An Earley parser works by generating sets of Earley items for each position p in the input; each item in those item-sets corresponds to exactly one state in the finite state automaton. The accept configurations of the Earley parser similarly correspond to the accept states of the FSA. If we can show that an Earley parser adds an item to the item-set for any position p only if the FSA can reach the corresponding state after p symbols of the input, then it will follow that an Earley parser working for some grammar G will accept a string as a sentence of L(G) only if the FSA constructed from G accepts the same string as a member of L(FSA(G)). So the superset relation is ensured.
The proof will rely on the fact that if an Earley parser examines an item i1 in the item-set for some position p and handles that item by adding a new item i2 to the item-set for p or p+1, then the FSA will invariably have an arc connecting the corresponding states s1 → s2. If item i1 is a shift item, then the arc corresponds to the labeled arc added by rule 2 for the terminal symbol predicted by the item. If i1 is a prediction item (i.e. the symbol at its position is a non-terminal), then the FSA has an epsilon transition introduced by rule 3(a). If i1 is a reduce item, then the FSA has an epsilon transition introduced by rule 3(b).

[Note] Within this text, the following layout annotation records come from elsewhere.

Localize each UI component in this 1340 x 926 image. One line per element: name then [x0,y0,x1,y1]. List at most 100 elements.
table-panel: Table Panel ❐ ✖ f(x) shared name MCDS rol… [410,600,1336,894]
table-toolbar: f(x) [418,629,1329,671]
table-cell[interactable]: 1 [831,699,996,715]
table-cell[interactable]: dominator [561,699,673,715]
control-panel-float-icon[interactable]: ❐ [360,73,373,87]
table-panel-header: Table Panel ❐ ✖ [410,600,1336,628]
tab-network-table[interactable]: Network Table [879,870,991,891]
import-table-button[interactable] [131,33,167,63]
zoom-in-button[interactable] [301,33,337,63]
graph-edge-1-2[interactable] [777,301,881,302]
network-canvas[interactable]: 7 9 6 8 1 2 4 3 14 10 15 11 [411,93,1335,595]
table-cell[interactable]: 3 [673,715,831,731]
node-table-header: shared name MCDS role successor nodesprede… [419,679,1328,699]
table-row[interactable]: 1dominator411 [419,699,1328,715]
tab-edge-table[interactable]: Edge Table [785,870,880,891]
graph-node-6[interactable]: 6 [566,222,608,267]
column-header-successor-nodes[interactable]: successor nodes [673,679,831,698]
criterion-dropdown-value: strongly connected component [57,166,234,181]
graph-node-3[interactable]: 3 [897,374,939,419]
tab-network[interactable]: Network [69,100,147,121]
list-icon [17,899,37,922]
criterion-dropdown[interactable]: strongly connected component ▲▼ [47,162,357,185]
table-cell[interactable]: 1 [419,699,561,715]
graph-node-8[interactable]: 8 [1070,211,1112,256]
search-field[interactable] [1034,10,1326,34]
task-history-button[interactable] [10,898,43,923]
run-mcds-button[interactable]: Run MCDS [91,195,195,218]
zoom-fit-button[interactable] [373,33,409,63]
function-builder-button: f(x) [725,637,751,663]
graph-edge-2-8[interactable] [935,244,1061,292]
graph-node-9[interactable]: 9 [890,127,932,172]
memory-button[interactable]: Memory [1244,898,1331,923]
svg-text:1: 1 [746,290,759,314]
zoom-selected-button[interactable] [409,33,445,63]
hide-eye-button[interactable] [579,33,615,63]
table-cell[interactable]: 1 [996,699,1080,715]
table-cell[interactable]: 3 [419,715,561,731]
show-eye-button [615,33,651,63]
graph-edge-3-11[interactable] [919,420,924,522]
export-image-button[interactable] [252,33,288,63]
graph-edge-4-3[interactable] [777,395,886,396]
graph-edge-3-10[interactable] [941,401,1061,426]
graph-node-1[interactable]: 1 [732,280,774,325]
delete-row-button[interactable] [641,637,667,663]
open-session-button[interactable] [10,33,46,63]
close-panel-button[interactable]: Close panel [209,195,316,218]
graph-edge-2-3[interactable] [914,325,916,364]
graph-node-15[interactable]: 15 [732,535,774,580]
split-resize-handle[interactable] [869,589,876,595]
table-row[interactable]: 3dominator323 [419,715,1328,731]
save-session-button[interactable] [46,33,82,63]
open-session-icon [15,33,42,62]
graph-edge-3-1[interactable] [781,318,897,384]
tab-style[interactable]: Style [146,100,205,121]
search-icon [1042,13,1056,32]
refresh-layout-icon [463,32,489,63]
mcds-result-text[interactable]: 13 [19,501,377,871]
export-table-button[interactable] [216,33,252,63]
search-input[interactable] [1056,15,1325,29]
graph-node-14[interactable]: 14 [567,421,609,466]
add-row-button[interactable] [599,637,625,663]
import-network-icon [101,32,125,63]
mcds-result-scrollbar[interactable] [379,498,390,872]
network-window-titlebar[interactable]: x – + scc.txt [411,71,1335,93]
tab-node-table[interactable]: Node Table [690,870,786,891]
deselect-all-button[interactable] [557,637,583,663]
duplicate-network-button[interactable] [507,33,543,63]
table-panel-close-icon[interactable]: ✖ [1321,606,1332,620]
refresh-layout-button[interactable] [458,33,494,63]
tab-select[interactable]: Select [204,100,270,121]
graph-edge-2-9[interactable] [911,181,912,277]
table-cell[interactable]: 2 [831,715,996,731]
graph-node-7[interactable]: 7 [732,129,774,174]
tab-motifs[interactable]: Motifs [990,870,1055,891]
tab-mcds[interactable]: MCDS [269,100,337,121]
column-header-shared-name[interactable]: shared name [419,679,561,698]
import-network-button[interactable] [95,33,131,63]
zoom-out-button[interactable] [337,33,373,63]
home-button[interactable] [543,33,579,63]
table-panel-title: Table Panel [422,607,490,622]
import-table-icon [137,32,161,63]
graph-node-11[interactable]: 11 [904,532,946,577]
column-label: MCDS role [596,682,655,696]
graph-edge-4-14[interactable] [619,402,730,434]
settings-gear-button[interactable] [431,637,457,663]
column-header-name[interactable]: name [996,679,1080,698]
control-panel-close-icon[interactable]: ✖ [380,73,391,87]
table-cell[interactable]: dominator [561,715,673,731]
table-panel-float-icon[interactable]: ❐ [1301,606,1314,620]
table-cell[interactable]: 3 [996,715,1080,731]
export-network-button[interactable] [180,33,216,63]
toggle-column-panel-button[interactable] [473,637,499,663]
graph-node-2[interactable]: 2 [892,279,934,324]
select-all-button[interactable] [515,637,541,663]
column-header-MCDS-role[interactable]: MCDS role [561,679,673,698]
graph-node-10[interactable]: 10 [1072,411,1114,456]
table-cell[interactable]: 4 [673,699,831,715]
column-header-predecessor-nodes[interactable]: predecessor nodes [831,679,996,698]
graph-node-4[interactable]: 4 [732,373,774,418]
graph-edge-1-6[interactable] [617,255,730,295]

I don’t know anything about Earley grammars, but I think I can follow your high quality exposition.
It wasn’t obvious to me why counters wouldn’t work, but eventually I saw that they would accept bad input like “([a)]”. I imagine a stack (of corresponding rules entered, visited or exited) would fix it, or is that defeating the purpose of the state machine?
Oops. The post claims that the automata illustrated recognize “the smallest regular superlanguage” of the language L defined by the context-free grammar we started with.
That’s not true.
Call the language recognized by the automata L′. It’s regular, and it’s a superset of L. So far, so good. But now consider language L″, defined by the following regular grammar:
s = ‘
a
’ | ‘(
’ L′ ‘)
’ | ‘[
’ L′ ‘]
’Since L′ is regular, L″ is clearly also regular. It’s also clearly a superset of L. But L″ is strictly smaller than L′, since it excludes the strings (a] and [a). So L′ cannot be the smallest regular superset of L.
For strings of length up to three, the members of L and L″ are the same; L″ includes strings that are not members of L only if they have more than one pair of brackets.
Informally, we can say that L″ keeps track of one level of brackets, and loses track after that. And now it’s easy to see that there is a language L″′ which keeps track of one or two levels of brackets and loses track after that. Indeed, for any natural number n, there is a language which matches L for up to n pairs of brackets, and includes L as a subset for more than n pairs. So it’s clear (a) that there are an infinite number of regular superset languages which differ only in the number of pairs of brackets they keep track of [or: in the level of nesting in the original grammar they replicate], and (b) that there is no smallest regular superset language.
The language L′ defined in the post is, perhaps, the smallest regular superlanguage that doesn’t count brackets at all. (But I don’t think I know how to distinguish formally between automata that count and automata that don’t count. I did see, some time ago, a monograph on Counter-free automata by Robert McNaughton and Seymour Papert (Cambridge: MIT Press, 1971; MIT research monograph no. 65), but I can’t say I understood it. More unfinished business.)